一方Aチームの昆夏美ナタリーは、怒りよりも「悲しみ」の方が強く感じられる人物でした。昆ナタリーは変わり者というよりも繊細で内向的で、自分の静かな世界が乱されないことを一番に望んでいる(だからこそ調和のとれたクラシック音楽が好き)という感じかなと。
屋比久ナタリーが母ダイアナにかなり攻撃的なのに対し、昆ナタリーは自分が傷つきながらも母親思いの女の子で居続けてきたんだろうな、というのがずっと感じられました。
ヘンリー:A 橋本良亮 (A.B.C-Z)、N 大久保祥太郎
ヘンリーはナタリーのクラスメイトで、恋人になっていく存在です。ヘンリーのWキャストはまず見た目から全然違っていて(線の細い橋本ヘンリーと、ふわっとした大久保ヘンリー)、ナタリーとの組み合わせの妙もあり、人物像も全く違って見えました。

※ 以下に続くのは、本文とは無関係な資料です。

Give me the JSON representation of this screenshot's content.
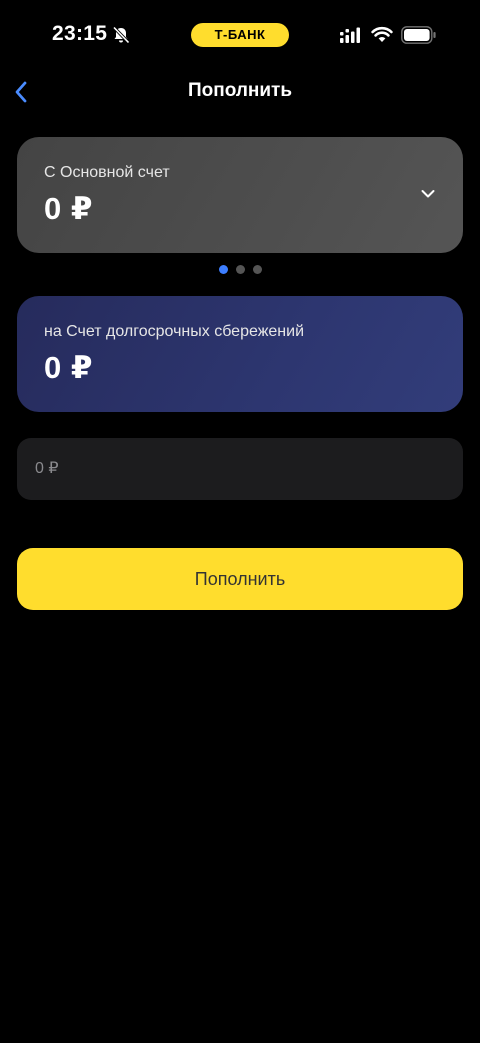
{
  "status_bar": {
    "time": "23:15",
    "carrier": "Т-БАНК",
    "icons": [
      "bell-slash-icon",
      "cellular-signal-icon",
      "wifi-icon",
      "battery-icon"
    ]
  },
  "nav": {
    "title": "Пополнить",
    "back_icon": "chevron-left-icon"
  },
  "from_account": {
    "label": "С Основной счет",
    "amount": "0 ₽",
    "chevron_icon": "chevron-down-icon"
  },
  "pager": {
    "count": 3,
    "active_index": 0
  },
  "to_account": {
    "label": "на Счет долгосрочных сбережений",
    "amount": "0 ₽"
  },
  "amount_input": {
    "value": "",
    "placeholder": "0 ₽"
  },
  "submit_button": {
    "label": "Пополнить"
  },
  "colors": {
    "accent": "#ffdd2d",
    "link_blue": "#3d7eff",
    "background": "#000000",
    "from_card": "#4a4a4a",
    "to_card": "#2d3670",
    "input_bg": "#1c1c1e"
  }
}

まずAチームの昆ナタリーに対する橋本ヘンリーは、ナタリーと同じ位繊細で内向的な男の子かなと。ナタリーの領域に土足では踏み込まず、毎回勇気を出して一生懸命ノックをして様子をうかがっているようなイメージで、だからこそ昆ナタリーは「この人なら自分を傷つけない」と安心できたのかなと感じました。Aチームのナタリーとヘンリーは、似た者同士だからこそお互いを救うことができた、という印象です。
一方Nチームの屋比久ナタリーに対する大久保ヘンリーは、「ナタリーが四角でヘンリーが丸」と歌詞にある通り、鋭角に尖っているナタリーに対し、クッションのようなヘンリーだなと。大久保ヘンリーはナタリーの独特の感性に絶対的に惹かれていて、ナタリーが変なことを言ったり攻撃的になったとしても、それ自体を面白がって受け止めてくれるような人物に感じました。それが変わり者を自覚している屋比久ナタリーにとっては、とてつもなく大きな救いになったのではないかなと。

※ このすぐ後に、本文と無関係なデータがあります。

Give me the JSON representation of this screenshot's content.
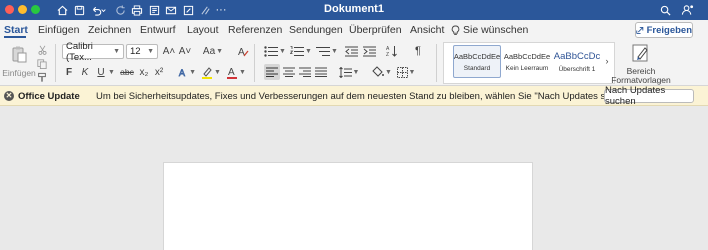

劇中でダイアナとダン、ナタリーとヘンリーのカップルを重ね合わせるような描写がありますが、Nチームの、男側が女側の感性のようなものに強く惹かれてかなわないなと思っている感じは、確かにとてもよく似ているな、と思いました。
ドクター・マッデン:A 新納慎也、N 藤田玲
ダイアナの新しい主治医となるドクター・マッデンですが、彼の真意はどこにあって、どういう存在なのか、というのも考え甲斐のあるポイントだなと思うのですが、正直1回ずつの観劇ではそれぞれの違いまでは見切れませんでした。。。
なのでもしまた再演のチャンスがあれば、ドクター・マッデンについても色々考えながら観てみたいなと思います!